Network Connectivity

Once we knew where our data lake would be hosted we started looking at the AWS setup and how we might connect to our EC2 instances and S3 buckets from our offices and data-centres. We needed something that was performant but also secure. Below are the two options that were available to us.

1. Lan2Lan VPN.

This provides a secure tunnel from your corporate network to your AWS VPC which essentially makes it an extension of your internal network. The traffic goes over the Internet to get to AWS but it’s encrypted. If you’re connecting to an S3 bucket, you connect via a public IP address, so to force this traffic through your VPN, you’re going to need to include almost all Amazon IP’s in the ranges you send down the tunnel. This will likely include traffic to Amazon.com so this is something to consider.

Amazon VPN to VPC example

2. Direct Connect.

AWS Direct Connect is a direct link into an AWS Data-Centre. If your servers are in an AWS Direct Connect Location you can private link into the AWS cloud. Traffic leaving your data-centre will never go out onto the public Internet. Instead, traffic will stay on your Direct Connect providers network until it reaches an AWS data-centre. This means you know exactly how much bandwidth you can have and can also get a very good idea on the latency of traffic going to any services running in AWS.

Amazon Direct Connection VPC example

Setting up the VPN

We already had multiple Lan2Lan VPN connections setup so to start we went with a L2L VPN to Amazon. This meant we could get up and running very quickly from a network connectivity point of view. The L2L VPN’s were planned to be a temporary solution while we negotiated with suppliers for a ‘Direct Connect’.

Setting up the VPN was straightforward once you get your head around how it works. Here’s some Amazon terminology you’ll need to know when you’re setting your VPN up:

  • Customer Gateway: This refers to the VPN device on your network.

  • Virtual Private Gateway (VPG): Think of this as the router for your VPC.

  • VPN Connection: This is where you enter the config for the VPN. You set the customer gateway and VPG and the VPN connection is initiated. You also need to specify whether you’re going to use static routes or BGP.

How do we maintain it?

As there is no physical kit for us to manage in AWS, it made sense to deploy and make changes to our VPC infrastructure as code. Terraform was recommended to us by a company we consulted about moving workloads into AWS. Terraform is a tool for building, changing, and versioning infrastructure. Terraform configuration files define your infrastructure. You edit these and then Terraform manages the API calls that need to be made to your cloud provider to push these changes to your environment. Terraform also seemed to be widely used when doing infrastructure as code in AWS. We’d had some experience of automated network config change with SolarWinds NPM, but that just pushed out the IOS code which we all understood as Network Engineers.

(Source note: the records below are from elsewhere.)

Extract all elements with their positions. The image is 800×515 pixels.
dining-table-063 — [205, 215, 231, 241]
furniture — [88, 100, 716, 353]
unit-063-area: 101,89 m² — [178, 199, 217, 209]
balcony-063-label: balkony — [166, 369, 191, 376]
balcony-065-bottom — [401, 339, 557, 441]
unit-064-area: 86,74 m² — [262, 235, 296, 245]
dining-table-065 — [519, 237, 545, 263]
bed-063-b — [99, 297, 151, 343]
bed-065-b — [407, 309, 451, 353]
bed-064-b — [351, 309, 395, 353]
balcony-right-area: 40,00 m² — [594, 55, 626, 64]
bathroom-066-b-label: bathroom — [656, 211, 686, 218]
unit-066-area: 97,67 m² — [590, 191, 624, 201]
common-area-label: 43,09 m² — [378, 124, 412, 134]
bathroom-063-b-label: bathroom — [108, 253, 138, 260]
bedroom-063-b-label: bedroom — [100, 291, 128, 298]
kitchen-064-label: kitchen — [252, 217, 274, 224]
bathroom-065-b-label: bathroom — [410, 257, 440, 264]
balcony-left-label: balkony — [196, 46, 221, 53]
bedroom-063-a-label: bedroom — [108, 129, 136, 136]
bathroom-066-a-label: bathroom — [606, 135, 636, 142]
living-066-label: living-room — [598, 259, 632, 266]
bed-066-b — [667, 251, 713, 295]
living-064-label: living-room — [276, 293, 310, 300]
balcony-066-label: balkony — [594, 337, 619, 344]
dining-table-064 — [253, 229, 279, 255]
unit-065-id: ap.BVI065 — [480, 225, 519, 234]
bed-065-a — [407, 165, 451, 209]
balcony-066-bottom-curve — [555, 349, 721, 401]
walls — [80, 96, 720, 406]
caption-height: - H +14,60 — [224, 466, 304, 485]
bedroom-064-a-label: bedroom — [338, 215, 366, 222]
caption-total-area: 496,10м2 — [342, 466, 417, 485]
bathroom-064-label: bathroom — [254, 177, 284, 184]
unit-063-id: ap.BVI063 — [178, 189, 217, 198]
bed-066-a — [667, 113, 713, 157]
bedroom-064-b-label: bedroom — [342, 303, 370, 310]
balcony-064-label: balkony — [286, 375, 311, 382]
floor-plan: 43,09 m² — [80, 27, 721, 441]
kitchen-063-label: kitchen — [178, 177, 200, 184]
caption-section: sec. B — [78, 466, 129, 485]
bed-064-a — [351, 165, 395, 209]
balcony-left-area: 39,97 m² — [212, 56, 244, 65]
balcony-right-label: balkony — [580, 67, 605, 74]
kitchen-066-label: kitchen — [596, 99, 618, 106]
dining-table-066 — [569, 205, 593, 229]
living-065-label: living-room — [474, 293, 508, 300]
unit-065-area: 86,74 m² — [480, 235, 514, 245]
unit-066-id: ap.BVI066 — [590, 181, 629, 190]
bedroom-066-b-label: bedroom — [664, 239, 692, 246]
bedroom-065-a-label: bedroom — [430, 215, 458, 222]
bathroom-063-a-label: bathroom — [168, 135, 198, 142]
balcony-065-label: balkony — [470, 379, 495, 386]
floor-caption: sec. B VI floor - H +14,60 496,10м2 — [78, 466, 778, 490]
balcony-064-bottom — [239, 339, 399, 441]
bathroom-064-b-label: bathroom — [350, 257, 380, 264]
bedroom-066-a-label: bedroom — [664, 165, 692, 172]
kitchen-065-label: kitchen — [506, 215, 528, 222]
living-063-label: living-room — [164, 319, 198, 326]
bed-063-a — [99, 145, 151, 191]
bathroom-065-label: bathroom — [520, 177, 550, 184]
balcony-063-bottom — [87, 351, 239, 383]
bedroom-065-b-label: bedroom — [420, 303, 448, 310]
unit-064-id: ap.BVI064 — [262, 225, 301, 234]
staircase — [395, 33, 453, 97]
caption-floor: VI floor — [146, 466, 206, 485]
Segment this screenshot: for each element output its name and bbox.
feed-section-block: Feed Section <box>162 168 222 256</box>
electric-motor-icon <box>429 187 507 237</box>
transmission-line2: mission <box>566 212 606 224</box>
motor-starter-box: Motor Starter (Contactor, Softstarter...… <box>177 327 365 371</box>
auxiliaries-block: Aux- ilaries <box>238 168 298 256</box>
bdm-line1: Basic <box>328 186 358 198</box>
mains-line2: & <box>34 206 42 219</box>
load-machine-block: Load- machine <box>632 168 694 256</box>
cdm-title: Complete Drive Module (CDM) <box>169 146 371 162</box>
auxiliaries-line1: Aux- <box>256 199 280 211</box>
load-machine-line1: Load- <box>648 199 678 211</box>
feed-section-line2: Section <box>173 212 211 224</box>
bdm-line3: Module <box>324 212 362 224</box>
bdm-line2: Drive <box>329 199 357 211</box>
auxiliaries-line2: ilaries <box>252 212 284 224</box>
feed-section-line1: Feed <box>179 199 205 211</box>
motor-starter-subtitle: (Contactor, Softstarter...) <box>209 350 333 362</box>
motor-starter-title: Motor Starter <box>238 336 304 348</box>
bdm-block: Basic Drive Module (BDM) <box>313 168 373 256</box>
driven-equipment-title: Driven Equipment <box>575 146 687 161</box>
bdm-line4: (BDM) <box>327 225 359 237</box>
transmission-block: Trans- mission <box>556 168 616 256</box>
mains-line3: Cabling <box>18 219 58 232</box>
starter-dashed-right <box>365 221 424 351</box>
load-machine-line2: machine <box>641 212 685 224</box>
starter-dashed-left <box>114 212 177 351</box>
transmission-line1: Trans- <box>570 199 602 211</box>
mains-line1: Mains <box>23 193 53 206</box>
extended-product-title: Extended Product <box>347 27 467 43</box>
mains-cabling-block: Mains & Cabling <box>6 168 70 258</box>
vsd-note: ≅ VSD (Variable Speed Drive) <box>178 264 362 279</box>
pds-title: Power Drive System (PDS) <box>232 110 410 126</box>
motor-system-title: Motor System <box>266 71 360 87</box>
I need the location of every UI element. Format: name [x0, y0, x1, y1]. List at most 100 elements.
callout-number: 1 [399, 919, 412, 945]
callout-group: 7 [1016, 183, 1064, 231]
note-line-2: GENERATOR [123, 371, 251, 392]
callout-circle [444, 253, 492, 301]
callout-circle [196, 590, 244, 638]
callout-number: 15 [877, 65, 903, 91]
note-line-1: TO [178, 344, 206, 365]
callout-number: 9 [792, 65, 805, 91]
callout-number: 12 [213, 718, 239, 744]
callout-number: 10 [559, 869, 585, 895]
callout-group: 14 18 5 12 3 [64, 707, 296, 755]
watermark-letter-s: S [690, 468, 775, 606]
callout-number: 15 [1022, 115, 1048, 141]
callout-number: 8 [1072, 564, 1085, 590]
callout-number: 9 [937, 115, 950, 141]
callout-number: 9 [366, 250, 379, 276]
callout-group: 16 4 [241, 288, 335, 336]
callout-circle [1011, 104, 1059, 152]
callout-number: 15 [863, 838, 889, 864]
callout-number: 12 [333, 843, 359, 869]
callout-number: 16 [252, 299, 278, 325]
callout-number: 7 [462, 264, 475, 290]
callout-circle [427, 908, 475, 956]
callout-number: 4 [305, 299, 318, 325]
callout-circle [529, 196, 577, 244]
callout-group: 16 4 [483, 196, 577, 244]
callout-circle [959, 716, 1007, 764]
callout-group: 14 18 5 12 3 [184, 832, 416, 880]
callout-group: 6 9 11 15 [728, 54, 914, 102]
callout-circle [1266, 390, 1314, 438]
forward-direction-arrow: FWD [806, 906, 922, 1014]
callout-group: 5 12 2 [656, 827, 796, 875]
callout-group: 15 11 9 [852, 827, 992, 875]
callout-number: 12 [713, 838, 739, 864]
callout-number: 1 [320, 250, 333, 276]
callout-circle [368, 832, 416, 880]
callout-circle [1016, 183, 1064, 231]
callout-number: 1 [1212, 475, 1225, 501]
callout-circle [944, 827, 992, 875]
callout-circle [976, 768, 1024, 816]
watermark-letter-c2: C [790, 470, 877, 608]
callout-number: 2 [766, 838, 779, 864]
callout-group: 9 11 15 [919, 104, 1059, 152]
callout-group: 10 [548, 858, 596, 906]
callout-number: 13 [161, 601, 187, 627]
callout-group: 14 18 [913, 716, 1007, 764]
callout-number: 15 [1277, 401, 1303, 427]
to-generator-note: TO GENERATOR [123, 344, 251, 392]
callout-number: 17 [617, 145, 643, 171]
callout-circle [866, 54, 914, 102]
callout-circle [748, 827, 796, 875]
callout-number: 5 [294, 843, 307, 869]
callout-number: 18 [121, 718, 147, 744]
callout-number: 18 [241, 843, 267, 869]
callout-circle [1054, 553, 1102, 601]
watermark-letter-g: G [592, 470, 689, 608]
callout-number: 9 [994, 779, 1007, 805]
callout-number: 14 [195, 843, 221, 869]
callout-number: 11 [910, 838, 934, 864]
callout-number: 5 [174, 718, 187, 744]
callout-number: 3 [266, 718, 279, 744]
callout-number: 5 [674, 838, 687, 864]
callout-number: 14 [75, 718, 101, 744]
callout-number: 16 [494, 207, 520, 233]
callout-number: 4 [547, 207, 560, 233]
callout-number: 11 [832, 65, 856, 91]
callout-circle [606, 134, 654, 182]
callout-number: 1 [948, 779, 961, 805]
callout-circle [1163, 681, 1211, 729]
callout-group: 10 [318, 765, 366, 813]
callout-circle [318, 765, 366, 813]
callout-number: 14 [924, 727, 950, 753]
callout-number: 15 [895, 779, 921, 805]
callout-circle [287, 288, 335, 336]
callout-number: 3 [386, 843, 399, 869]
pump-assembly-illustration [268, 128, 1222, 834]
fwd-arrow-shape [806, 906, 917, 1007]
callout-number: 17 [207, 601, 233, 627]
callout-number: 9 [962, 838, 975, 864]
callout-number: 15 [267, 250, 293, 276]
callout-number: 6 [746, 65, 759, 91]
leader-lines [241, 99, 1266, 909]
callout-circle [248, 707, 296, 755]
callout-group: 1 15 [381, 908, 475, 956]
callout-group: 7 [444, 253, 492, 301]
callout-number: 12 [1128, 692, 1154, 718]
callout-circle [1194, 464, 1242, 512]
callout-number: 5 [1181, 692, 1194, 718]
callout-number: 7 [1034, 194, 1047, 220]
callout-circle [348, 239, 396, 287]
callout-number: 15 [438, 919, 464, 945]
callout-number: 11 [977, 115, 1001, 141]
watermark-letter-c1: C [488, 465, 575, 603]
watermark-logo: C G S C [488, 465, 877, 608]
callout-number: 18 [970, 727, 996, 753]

Here’s an example of setting a network as a variable and then referencing that variable in a routing table for a VPN connection in Terraform:

  1. Set the network as a variable

    variable "at_subnet_server_network" {
        default = "172.0.0.0/8"
    }
    
  2. Set that variable as a route on the VPN

    resource "aws_vpn_connection_route" "emr-dc2-cloudstack-dc1" {
        destination_cidr_block = "${var.at_subnet_server_network}"
        vpn_connection_id = "${aws_vpn_connection.emr-dc2.id}"
    }
    
  3. Set the route on the AWS VPC to send traffic for that network down the VPN

    route {
      cidr_block = "${var.at_subnet_server_network}"
      gateway_id = "${aws_vpn_gateway.emr.id}"
    }
    

Conclusion

Not all services benefit from being moved into a public cloud like AWS. From an infrastructure point of view though, a data lake is an ideal candidate. The ability to scale up and down on demand with cost being the only limiter for growth is a real bonus as it’s something we couldn’t do on-premise without a very large up-front cost.

Automating network changes and using version control is something we’re already starting to implement on our in-house networks after seeing the benefits of this while using Terraform and AWS. Managing our core infrastructure as code is something we are likely to implement in the future.